Gold nanoparticles could be more versatile than nanoantennas, but need an outer coating to protect them from the chemicals being monitored, and must be highly uniform. ‘Shell thickness and size distributions have to be very homogeneous to allow reliable and reproducible measurements,’ Liu says. Therefore high-quality, core shell gold–silica nanoparticles made by chemists at Xiamen University, China, are a ‘crucial’ part of the smart dust platform, she adds.  

Team member Andreas Tittl, from the University of Stuttgart, Germany, monitored hydrogen storage both using this dust on a palladium surface, and separately with palladium-coated gold–silica nanoparticles. In both cases plasmon resonances changed within seconds of exposing the palladium to hydrogen, responding more strongly to higher hydrogen concentrations.

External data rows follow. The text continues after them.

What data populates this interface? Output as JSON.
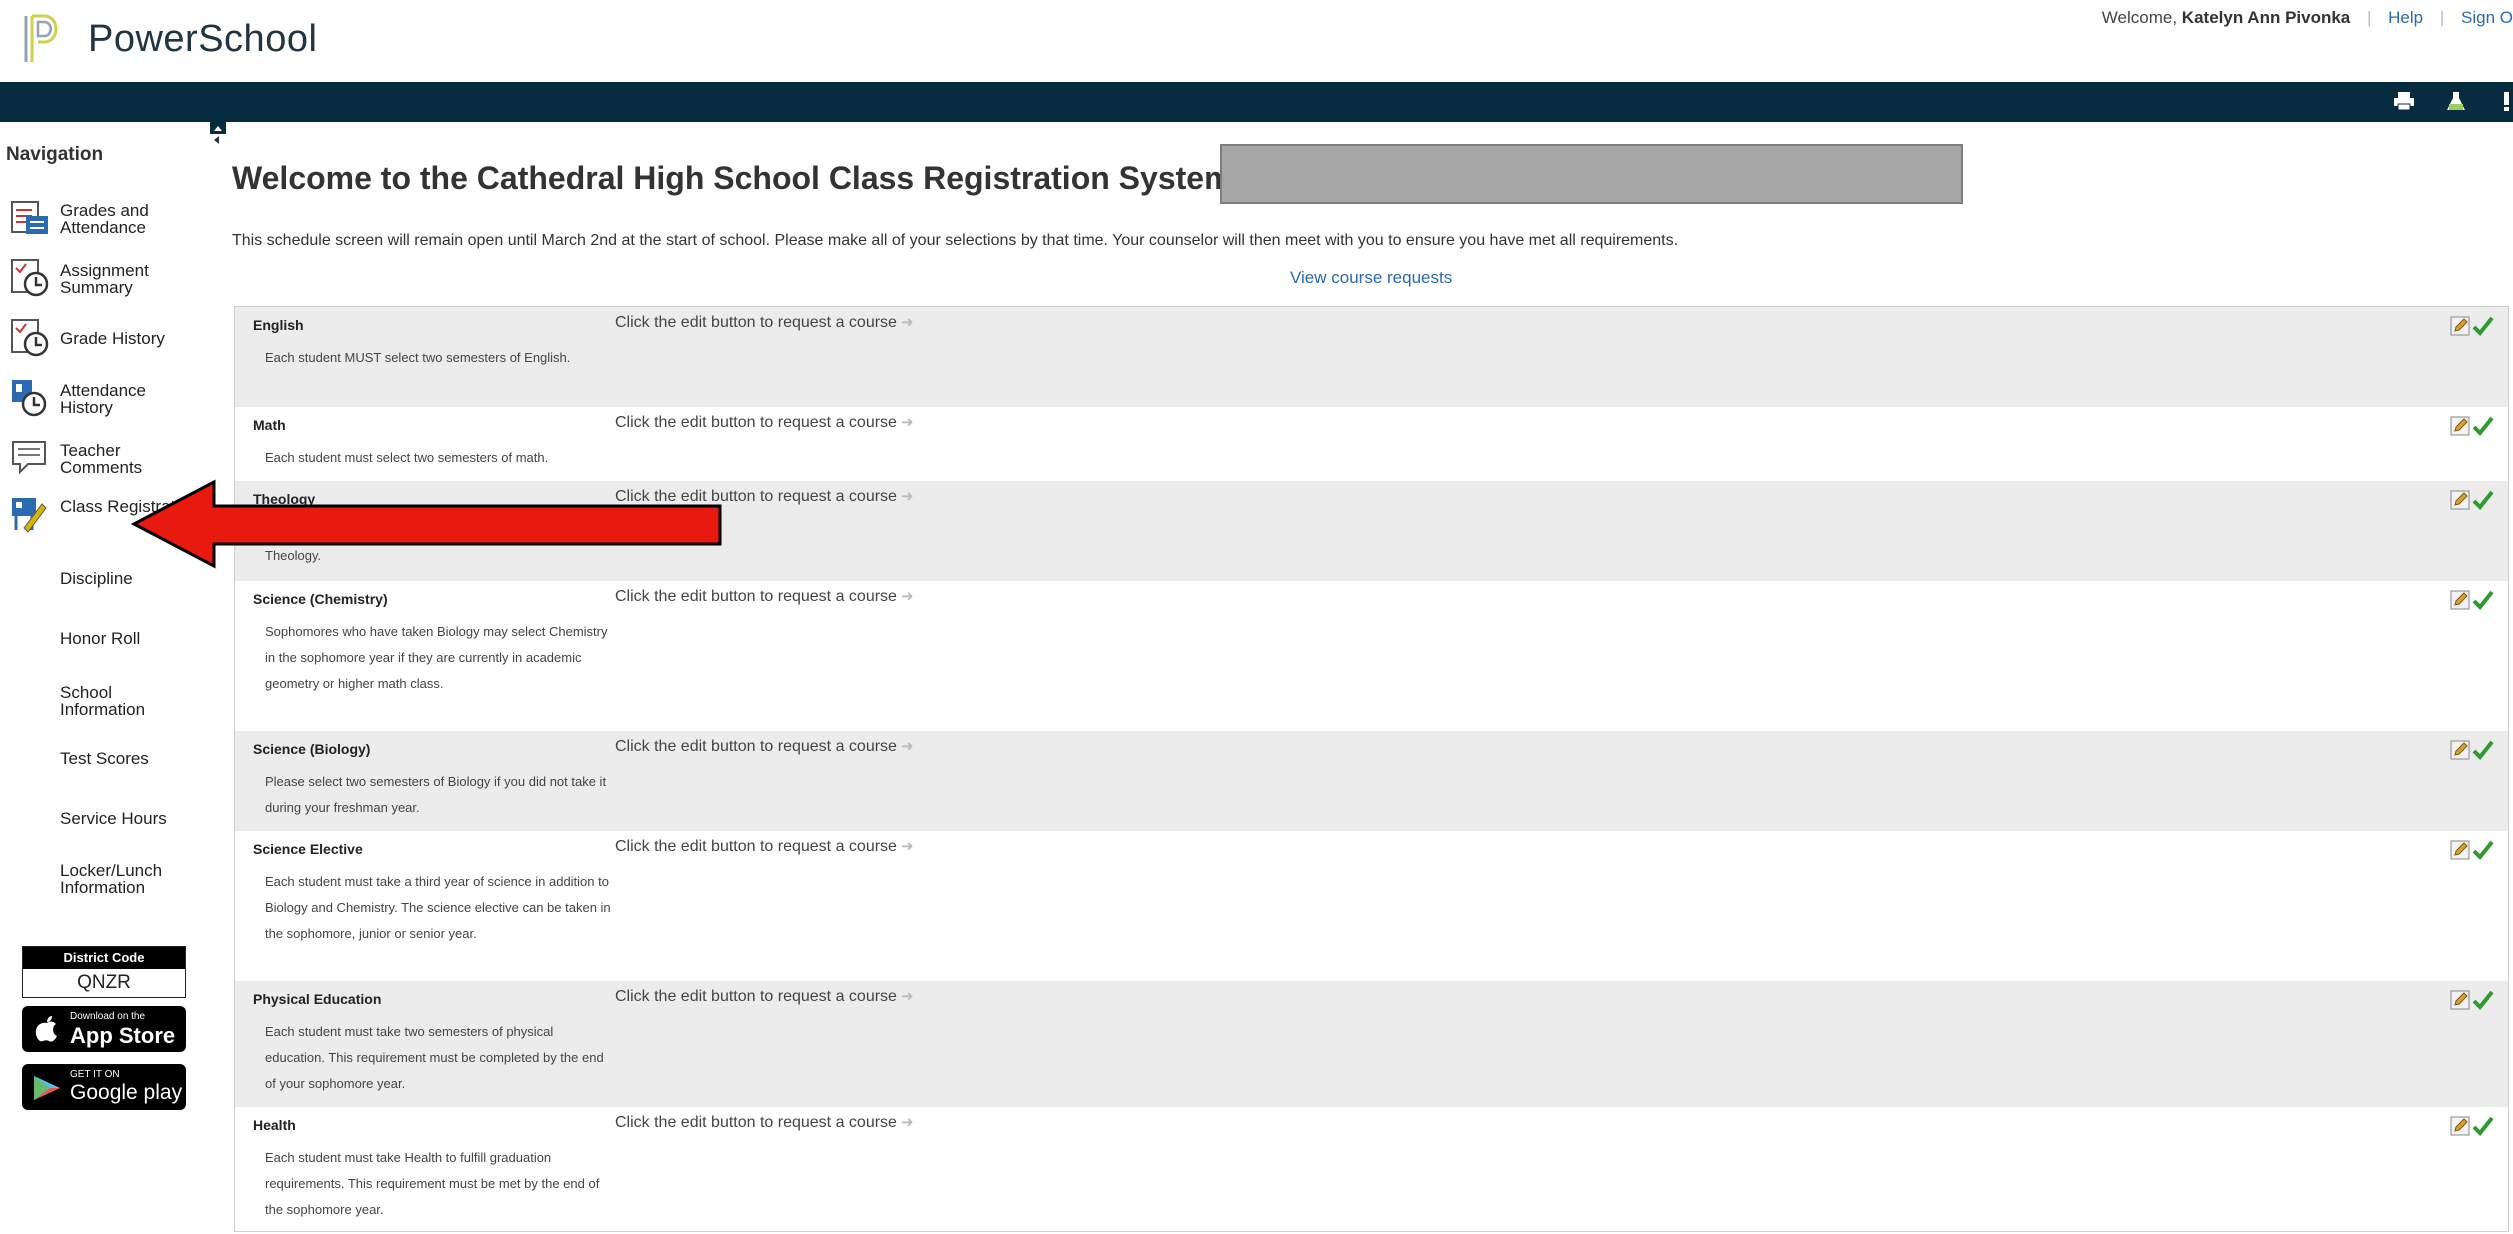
{
  "header": {
    "brand": "PowerSchool",
    "welcome_prefix": "Welcome,",
    "user_name": "Katelyn Ann Pivonka",
    "help_label": "Help",
    "signout_label": "Sign O"
  },
  "toolbar": {
    "icons": [
      "print-icon",
      "flask-icon",
      "alert-icon"
    ]
  },
  "nav": {
    "title": "Navigation",
    "items": [
      {
        "label": "Grades and Attendance",
        "icon": "grades-attendance-icon"
      },
      {
        "label": "Assignment Summary",
        "icon": "assignment-summary-icon"
      },
      {
        "label": "Grade History",
        "icon": "grade-history-icon"
      },
      {
        "label": "Attendance History",
        "icon": "attendance-history-icon"
      },
      {
        "label": "Teacher Comments",
        "icon": "teacher-comments-icon"
      },
      {
        "label": "Class Registration",
        "icon": "class-registration-icon"
      },
      {
        "label": "Discipline"
      },
      {
        "label": "Honor Roll"
      },
      {
        "label": "School Information"
      },
      {
        "label": "Test Scores"
      },
      {
        "label": "Service Hours"
      },
      {
        "label": "Locker/Lunch Information"
      }
    ],
    "district_code_label": "District Code",
    "district_code": "QNZR",
    "app_store_small": "Download on the",
    "app_store_big": "App Store",
    "google_small": "GET IT ON",
    "google_big": "Google play"
  },
  "main": {
    "title": "Welcome to the Cathedral High School Class Registration System fo",
    "intro": "This schedule screen will remain open until March 2nd at the start of school. Please make all of your selections by that time. Your counselor will then meet with you to ensure you have met all requirements.",
    "view_link": "View course requests",
    "prompt": "Click the edit button to request a course",
    "requests": [
      {
        "title": "English",
        "desc": "Each student MUST select two semesters of English."
      },
      {
        "title": "Math",
        "desc": "Each student must select two semesters of math."
      },
      {
        "title": "Theology",
        "desc": "Theology."
      },
      {
        "title": "Science (Chemistry)",
        "desc": "Sophomores who have taken Biology may select Chemistry in the sophomore year if they are currently in academic geometry or higher math class."
      },
      {
        "title": "Science (Biology)",
        "desc": "Please select two semesters of Biology if you did not take it during your freshman year."
      },
      {
        "title": "Science Elective",
        "desc": "Each student must take a third year of science in addition to Biology and Chemistry. The science elective can be taken in the sophomore, junior or senior year."
      },
      {
        "title": "Physical Education",
        "desc": "Each student must take two semesters of physical education. This requirement must be completed by the end of your sophomore year."
      },
      {
        "title": "Health",
        "desc": "Each student must take Health to fulfill graduation requirements. This requirement must be met by the end of the sophomore year."
      }
    ]
  },
  "colors": {
    "topbar": "#072c3f",
    "link": "#2a6ab0",
    "check": "#2e9a2e",
    "annotation_arrow": "#e8190f"
  }
}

Hyunjoon Song from the Korea Advanced Institute of Science and Technology, who also studies plasmonic sensors for hydrogen adsorption on palladium, notes that the Xiamen scientists previously developed smart dusts for enhanced Raman sensing.3 Using them with plasmon scattering detection instead brings ‘synergistic advantages’ of low cost, as well as high-resolution, versatile, real time imaging, he adds.

Liu’s team will now use these advantages to look beyond hydrogen storage. ‘A plethora of chemical reactions on surfaces can be investigated,’ she says.  ‘Currently, we are focusing on reduction and oxidation steps that take place in fuel cells as well as on certain processes associated with catalytic water splitting.’